Burton made one of those all-purpose cut-me-a-break sounds, and Gwen ignored him some more. He’d have been such a good-looking boy if it hadn’t been for the sneer.

Ethan came out of the office, eating a muffin, not looking pretty. “I snagged one, Mrs. Goodnight,” he said, his bony face cheerful under his bright red hair. “What do I owe you?”

Gwen’s mood improved slightly. “I’ll spot you the muffin if you can tell me a 1954 Ray Milland movie, fourteen spaces.”

The Lost Weekend,” Ethan bit into the muffin.

“You’re a good boy, Ethan,” Gwen said and filled in the space.

“That’s what the ‘damn’ was for?” Nadine put the dog down and took a corner from Ethan’s muffin as the gallery door opened. “A 1954 movie?

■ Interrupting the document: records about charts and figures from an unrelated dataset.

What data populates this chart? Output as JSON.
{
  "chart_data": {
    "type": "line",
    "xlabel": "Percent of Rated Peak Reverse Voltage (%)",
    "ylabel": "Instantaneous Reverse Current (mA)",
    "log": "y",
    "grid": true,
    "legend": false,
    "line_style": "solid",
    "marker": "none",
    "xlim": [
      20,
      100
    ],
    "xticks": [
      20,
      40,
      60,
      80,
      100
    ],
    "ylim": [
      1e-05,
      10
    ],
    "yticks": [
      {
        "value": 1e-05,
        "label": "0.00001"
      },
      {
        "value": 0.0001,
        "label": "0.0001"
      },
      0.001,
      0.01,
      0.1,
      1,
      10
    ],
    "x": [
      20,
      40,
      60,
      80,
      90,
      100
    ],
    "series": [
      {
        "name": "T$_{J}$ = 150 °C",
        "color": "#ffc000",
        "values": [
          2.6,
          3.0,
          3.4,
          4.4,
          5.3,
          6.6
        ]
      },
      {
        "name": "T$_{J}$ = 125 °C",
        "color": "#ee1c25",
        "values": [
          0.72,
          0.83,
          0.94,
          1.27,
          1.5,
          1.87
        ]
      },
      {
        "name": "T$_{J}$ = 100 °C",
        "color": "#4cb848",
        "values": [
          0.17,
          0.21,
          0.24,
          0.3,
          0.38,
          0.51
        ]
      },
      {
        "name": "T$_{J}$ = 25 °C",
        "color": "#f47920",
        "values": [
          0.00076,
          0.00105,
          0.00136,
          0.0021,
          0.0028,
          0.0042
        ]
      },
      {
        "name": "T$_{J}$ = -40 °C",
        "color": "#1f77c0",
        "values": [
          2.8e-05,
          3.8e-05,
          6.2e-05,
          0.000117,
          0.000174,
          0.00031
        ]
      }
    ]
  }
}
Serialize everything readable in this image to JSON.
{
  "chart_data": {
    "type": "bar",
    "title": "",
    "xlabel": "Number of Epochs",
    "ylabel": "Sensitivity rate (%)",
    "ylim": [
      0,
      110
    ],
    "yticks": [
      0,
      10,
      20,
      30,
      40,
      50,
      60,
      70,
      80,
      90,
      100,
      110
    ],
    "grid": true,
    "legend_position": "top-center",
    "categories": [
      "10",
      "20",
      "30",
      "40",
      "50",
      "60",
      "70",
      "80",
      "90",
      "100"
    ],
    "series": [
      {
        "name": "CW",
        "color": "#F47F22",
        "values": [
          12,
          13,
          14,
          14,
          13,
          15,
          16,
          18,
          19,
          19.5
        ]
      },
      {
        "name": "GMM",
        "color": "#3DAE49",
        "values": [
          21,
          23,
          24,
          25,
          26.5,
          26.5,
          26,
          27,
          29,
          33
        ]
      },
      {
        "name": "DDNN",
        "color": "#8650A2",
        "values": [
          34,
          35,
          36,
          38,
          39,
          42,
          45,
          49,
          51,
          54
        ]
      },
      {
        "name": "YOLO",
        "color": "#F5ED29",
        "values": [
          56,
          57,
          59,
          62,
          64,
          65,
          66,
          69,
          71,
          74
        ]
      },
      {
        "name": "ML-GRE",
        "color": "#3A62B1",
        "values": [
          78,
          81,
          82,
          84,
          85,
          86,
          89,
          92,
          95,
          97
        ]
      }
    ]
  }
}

You know you’d have gotten that eventually.”

“Ray Milland makes it harder.” Gwen turned to face whoever was lost enough to come into the gallery and thought, Uh-oh. Six feet, dark hair, horn-rimmed glasses, dusty jacket, and dustier duffel bag, and even with all of that, you paid attention. “Loser,” Burton said under his breath, and Gwen looked into the newcomer’s sharp, dark eyes and thought, No, but trouble just the same.

“Ray Milland, 1954?” he said.

“Yes,” Gwen said, as Steve barked once, a low tremolo that slid up the scale at the end.

“Steve,” Nadine said, delighted. “You’re musical!”

Dial M for Murder” The newcomer stuck out his hand. “Hi. I’m Davy Dempsey.”

Gwen frowned at him and shook his hand and thought, He’s charming. That can’t be good. She squinted at her book. Dial M for Murder made the word in the fourth line “never” instead of “nevew.”

“That’s a help.”

“Sorry,” Ethan said. “Should I give the muffin back?”

“No,” Gwen said. “You’re sixteen and you came up with a Ray Milland movie. You get muffins for life.”

“So, you want to buy a painting?” Nadine said to Davy, openly appraising him.

He studied the closest Finster, a pale oil of three depressed and evil fishermen closing in on a dyspeptic tuna. “ ‘A foul and depraved-looking lot, Bailiff.’”

“ ‘Those are just the spectators, Your Honor,’” Ethan said, and the two of them grinned at each other.

“What?” Gwen said, not reassured. That smile, that confidence, that glint in his eye. Who does this guy remind me of?